Social sciences frequently delve into the dichotomy of insiders and outsiders when discussing individuals’ capacity to comprehend and authority to comment on groups they do not belong to, be it based on religion, culture, or status (e.g., age, gender, or race).
The central debate revolves around whether insiders' experiential knowledge and subjectivity lead to superior insights about their group or whether outsiders' detached scrutiny and objectivity allow for an impartial perspective on social and cultural truths. Does one need to be French to understand French culture? Does one need to be a woman to discuss women?
In ‘Insiders and Outsiders: A Chapter in the Sociology of Knowledge’ (1972), Robert Merton, an American sociologist, observes that insiders’ privileged access to knowledge leads to the definition of a group-specific truth and ethnocentrism: ‘each group [of insiders] nourishes its own pride and vanity, boasts itself superior, exalts its own divinities, and looks with contempt on outsiders.’ Insiders emerge as superior to outsiders, consistent with a dualistic bias. Only insiders can understand insiders.
Yet, outsiders’ ability to provide unique insights is exemplified by Alexis de Tocqueville, a Frenchman, who shared an exceptional perspective on the U.S. of A. in ‘Democracy in America’ (1835-1840). The American Foreign Service Journal (2020) rightfully concludes that ‘outside observers see the U.S. in ways we ourselves cannot.’
The insider-outsider dynamic extends beyond the realm of sociology and finds relevance in the relationship between a firm and its investors. As insiders, executives and board members may claim privileged access to the knowledge of the company and of the ‘real world’ in which they operate. The insider doctrine suggests that investors, as outsiders, have ‘a structurally imposed incapacity’ to fully comprehend a company and appreciate its potential.
But investors could be considered ‘insiders’ from a market point of view. After all, they enjoy a broad perspective on competing investment opportunities. As such, investors can determine whether a company is ‘off-market’ when considering its strategy, operations, or capital structure. Firms, as outsiders from this perspective, have a structurally imposed incapacity to assess their relative equity market positioning objectively.
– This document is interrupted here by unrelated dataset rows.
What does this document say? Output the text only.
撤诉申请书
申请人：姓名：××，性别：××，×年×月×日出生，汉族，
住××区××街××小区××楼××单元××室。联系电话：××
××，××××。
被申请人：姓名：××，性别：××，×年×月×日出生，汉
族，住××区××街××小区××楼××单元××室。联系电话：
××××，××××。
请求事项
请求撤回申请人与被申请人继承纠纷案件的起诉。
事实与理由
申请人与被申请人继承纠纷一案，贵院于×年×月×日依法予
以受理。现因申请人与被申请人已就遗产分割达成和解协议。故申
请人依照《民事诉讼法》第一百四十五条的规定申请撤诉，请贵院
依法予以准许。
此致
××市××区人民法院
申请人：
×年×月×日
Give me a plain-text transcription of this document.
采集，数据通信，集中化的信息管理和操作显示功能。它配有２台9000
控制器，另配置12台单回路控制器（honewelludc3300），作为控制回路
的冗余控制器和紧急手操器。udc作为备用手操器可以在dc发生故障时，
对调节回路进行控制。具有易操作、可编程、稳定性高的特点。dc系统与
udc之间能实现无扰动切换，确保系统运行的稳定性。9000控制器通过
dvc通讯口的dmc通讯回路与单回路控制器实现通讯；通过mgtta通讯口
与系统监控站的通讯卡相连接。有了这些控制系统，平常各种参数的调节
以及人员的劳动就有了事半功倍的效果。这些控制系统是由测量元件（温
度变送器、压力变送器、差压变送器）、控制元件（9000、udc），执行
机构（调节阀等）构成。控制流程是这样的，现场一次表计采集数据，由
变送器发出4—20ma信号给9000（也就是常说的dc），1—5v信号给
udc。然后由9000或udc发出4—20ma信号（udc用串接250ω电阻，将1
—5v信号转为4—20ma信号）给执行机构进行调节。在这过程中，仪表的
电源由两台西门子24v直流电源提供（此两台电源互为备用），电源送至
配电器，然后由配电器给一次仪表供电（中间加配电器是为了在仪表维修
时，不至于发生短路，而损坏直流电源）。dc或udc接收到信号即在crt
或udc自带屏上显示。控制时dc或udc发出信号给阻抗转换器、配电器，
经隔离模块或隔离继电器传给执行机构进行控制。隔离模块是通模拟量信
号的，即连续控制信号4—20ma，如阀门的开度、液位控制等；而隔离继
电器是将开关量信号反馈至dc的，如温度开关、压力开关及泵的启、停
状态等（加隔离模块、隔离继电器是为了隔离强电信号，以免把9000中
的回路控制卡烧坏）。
The same insider-outsider dynamics are applicable across various contexts, including doctor/patient, foreigner/national, advisor/principal, etc. All outsiders are simultaneously insiders, and vice versa. It is only a matter of perspective.
The insider-outsider dualism is an illusion, a mental trap. As executive teams deepen their engagement with various categories of stakeholders, the framing of interactions as ‘insiders-outsiders’ is counterproductive. Instead, stakeholders may be seen as ‘outside insiders.’
As suggested by Robert Merton’s final words in his essay: ‘Insiders and outsiders in the domain of knowledge, unite. You have nothing to lose but your claims. You have a world of understanding to win.’ In business, in politics, in international affairs.
One needs to be of the world to comprehend the world.